Ele ressaltou, porém, que não teria como alterar o preço ainda que a Davati aceitasse cometer irregularidades porque não seria possível convencer os fornecedores a alterarem os preços. “Se lá não sai a esse valor, como é que eu ia colocar um dólar aqui? Onde eu ia arrumar essa nota: O mercado lá fora é que dita”, afirmou.

LUIS MIRANDA

Dominguetti também disse ao longo da reunião que o deputado Luis Miranda (DEM-DF) procurou a empresa para tentar intermediar a compra de vacinas contra a covid-19 para um comprador, e apresentou um áudio em que Miranda comentaria sobre o assunto. O evento causou comoção entre os senadores, com parte deles alegando que a informação estava sendo plantada pelo governo.

O representante disse inicialmente à CPI que recebeu em 24 de junho um áudio de seu superior na Davati, Cristiano Carvalho, que seria de Luis Miranda tratando sobre a compra de vacinas para um terceiro. Assim diz a gravação:

“O grande problema é: vou falar direto com o cara, o cara vai pedir toda a documentação do comprador. O comprador meu já está de saco cheio disso, vai pedir a prova de vida antes e a gente não vai fazer negócio. Então a gente nem perde tempo. Você sabe que eu tenho um comprador e com potencial de pagamento instantâneo, tanto é que ele compra o tempo todo lá, quantidades menores obviamente.”

“Se o seu produto estiver no chão, captar um vídeo, falar no meu nome. ‘Luis Miranda, tem aqui o produto e tal’. O meu comprador entende que é fato, ok, e encaminha toda a documentação necessária, amarra, faz as travas, faz os contratos todos e bola para frente. Não vou mais perder tempo com este comprador porque desgastou muito o meu nome nos últimos 60 dias, muita conversa fiada no mercado, e aí eu não me sinto nem confortável.”

“Encontrei uma carga, vamos dar prosseguimento, vamos mandar toda a documentação de novo. Daqui a pouco vamos chegar na SGS e você vai ver que a carga existe. Eu não vou perder tempo. Cara, faz uma live comigo, facetime, pode fazer, meu irmão, um Skype, o que ele quiser.
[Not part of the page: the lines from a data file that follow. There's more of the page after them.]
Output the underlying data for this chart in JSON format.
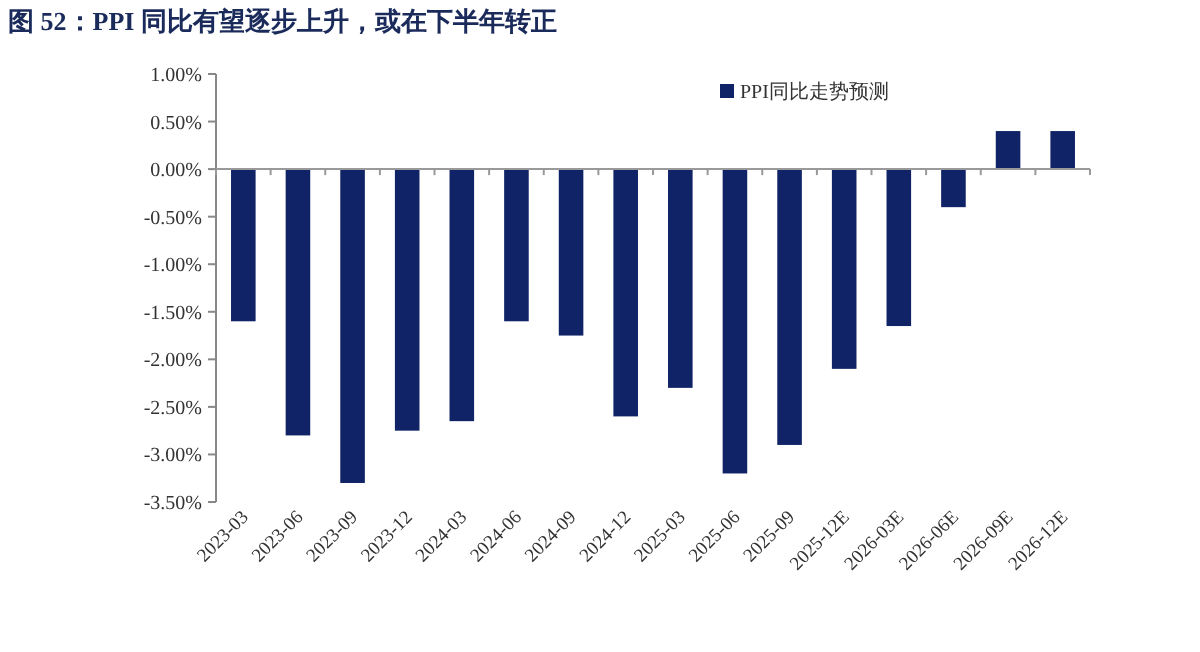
{
  "chart_data": {
    "type": "bar",
    "title": "图 52：PPI 同比有望逐步上升，或在下半年转正",
    "categories": [
      "2023-03",
      "2023-06",
      "2023-09",
      "2023-12",
      "2024-03",
      "2024-06",
      "2024-09",
      "2024-12",
      "2025-03",
      "2025-06",
      "2025-09",
      "2025-12E",
      "2026-03E",
      "2026-06E",
      "2026-09E",
      "2026-12E"
    ],
    "series": [
      {
        "name": "PPI同比走势预测",
        "color": "#0f2366",
        "values": [
          -1.6,
          -2.8,
          -3.3,
          -2.75,
          -2.65,
          -1.6,
          -1.75,
          -2.6,
          -2.3,
          -3.2,
          -2.9,
          -2.1,
          -1.65,
          -0.4,
          0.4,
          0.4
        ]
      }
    ],
    "ylim": [
      -3.5,
      1
    ],
    "yticks": [
      {
        "value": 1,
        "label": "1.00%"
      },
      {
        "value": 0.5,
        "label": "0.50%"
      },
      {
        "value": 0,
        "label": "0.00%"
      },
      {
        "value": -0.5,
        "label": "-0.50%"
      },
      {
        "value": -1,
        "label": "-1.00%"
      },
      {
        "value": -1.5,
        "label": "-1.50%"
      },
      {
        "value": -2,
        "label": "-2.00%"
      },
      {
        "value": -2.5,
        "label": "-2.50%"
      },
      {
        "value": -3,
        "label": "-3.00%"
      },
      {
        "value": -3.5,
        "label": "-3.50%"
      }
    ],
    "legend": "top right"
  }
}
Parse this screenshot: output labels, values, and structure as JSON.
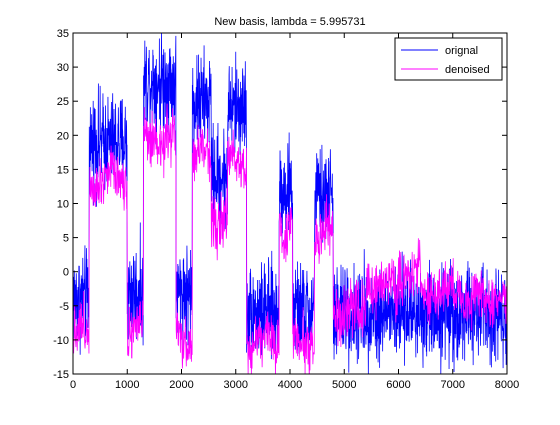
{
  "chart_data": {
    "type": "line",
    "title": "New basis, lambda = 5.995731",
    "xlabel": "",
    "ylabel": "",
    "xlim": [
      0,
      8000
    ],
    "ylim": [
      -15,
      35
    ],
    "xticks": [
      0,
      1000,
      2000,
      3000,
      4000,
      5000,
      6000,
      7000,
      8000
    ],
    "yticks": [
      -15,
      -10,
      -5,
      0,
      5,
      10,
      15,
      20,
      25,
      30,
      35
    ],
    "xtick_labels": [
      "0",
      "1000",
      "2000",
      "3000",
      "4000",
      "5000",
      "6000",
      "7000",
      "8000"
    ],
    "ytick_labels": [
      "-15",
      "-10",
      "-5",
      "0",
      "5",
      "10",
      "15",
      "20",
      "25",
      "30",
      "35"
    ],
    "grid": false,
    "legend_position": "top-right",
    "series": [
      {
        "name": "orignal",
        "color": "#0000ff",
        "noise_amplitude": 3.5,
        "segments": [
          {
            "x0": 0,
            "x1": 300,
            "level": -4
          },
          {
            "x0": 300,
            "x1": 1000,
            "level": 19
          },
          {
            "x0": 1000,
            "x1": 1300,
            "level": -3
          },
          {
            "x0": 1300,
            "x1": 1900,
            "level": 28
          },
          {
            "x0": 1900,
            "x1": 2200,
            "level": -3
          },
          {
            "x0": 2200,
            "x1": 2550,
            "level": 25
          },
          {
            "x0": 2550,
            "x1": 2850,
            "level": 14
          },
          {
            "x0": 2850,
            "x1": 3200,
            "level": 24
          },
          {
            "x0": 3200,
            "x1": 3800,
            "level": -6
          },
          {
            "x0": 3800,
            "x1": 4050,
            "level": 12
          },
          {
            "x0": 4050,
            "x1": 4450,
            "level": -6
          },
          {
            "x0": 4450,
            "x1": 4800,
            "level": 11
          },
          {
            "x0": 4800,
            "x1": 8000,
            "level": -6
          }
        ]
      },
      {
        "name": "denoised",
        "color": "#ff00ff",
        "noise_amplitude": 2.0,
        "segments": [
          {
            "x0": 0,
            "x1": 300,
            "level": -9
          },
          {
            "x0": 300,
            "x1": 1000,
            "level": 14
          },
          {
            "x0": 1000,
            "x1": 1300,
            "level": -8
          },
          {
            "x0": 1300,
            "x1": 1900,
            "level": 19
          },
          {
            "x0": 1900,
            "x1": 2200,
            "level": -10
          },
          {
            "x0": 2200,
            "x1": 2550,
            "level": 17
          },
          {
            "x0": 2550,
            "x1": 2850,
            "level": 8
          },
          {
            "x0": 2850,
            "x1": 3200,
            "level": 16
          },
          {
            "x0": 3200,
            "x1": 3800,
            "level": -10
          },
          {
            "x0": 3800,
            "x1": 4050,
            "level": 6
          },
          {
            "x0": 4050,
            "x1": 4450,
            "level": -10
          },
          {
            "x0": 4450,
            "x1": 4800,
            "level": 5
          },
          {
            "x0": 4800,
            "x1": 5400,
            "level": -6
          },
          {
            "x0": 5400,
            "x1": 6000,
            "level": -2
          },
          {
            "x0": 6000,
            "x1": 6400,
            "level": 0
          },
          {
            "x0": 6400,
            "x1": 7200,
            "level": -3
          },
          {
            "x0": 7200,
            "x1": 8000,
            "level": -4
          }
        ]
      }
    ]
  }
}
Me mostra a carga, se você quiser gravar um vídeo, grava um vídeo: ‘Aê, Luis Miranda, I’m here in my warehouse, this is my product’, mostra o produto para mima, e tá tudo certo, bola para frente”

“Eu mando para o cara na hora, o cara fecha negócio, cara, na hora, o cara tem cliente fixo, entendeu. Ele tem recorrência, esse é o grande problema desse meu cliente. Ele tem recorrência, fechou contrato com Walmart, Walgreen’s, com as redes de restaurantes.”

Depois da apresentação do áudio, Dominguetti foi pressionado a dizer novamente se os comentários de Miranda eram referentes a compra de vacinas, e disse não ter certeza.

Depois de apresentado o áudio, o presidente da CPI, Omar Aziz (PSD-AM), disse que telefonou para Luis Miranda, na presença de outros senadores, e questionou o deputado federal a respeito do áudio.

“Fui conversar com o deputado Luis Miranda e fiz questão que tivesse testemunha da minha conversa com ele. Fernando bezerra conversou ele, disse que esse áudio é de 2020, que é negociação nos Estados Unidos, não tem nada a ver com Brasil. É áudio que nem se falava em vacinas ainda, e que está editado aqui para prejudicá-lo. Ele foi agora à polícia levar o áudio completo, fazer uma denúncia crime”, disse Aziz.

Miranda recentemente denunciou irregularidades na compra, pelo Ministério da Saúde, da Covaxin, vacina contra a covid-19 desenvolvida pela Bharat Biotech. Ele foi ouvido pela CPI recentemente e deve ser ouvido novamente na próxima terça-feira, depois de afirmar que teria recebido proposta para ficar calado a respeito das irregularidades em troca de dinheiro.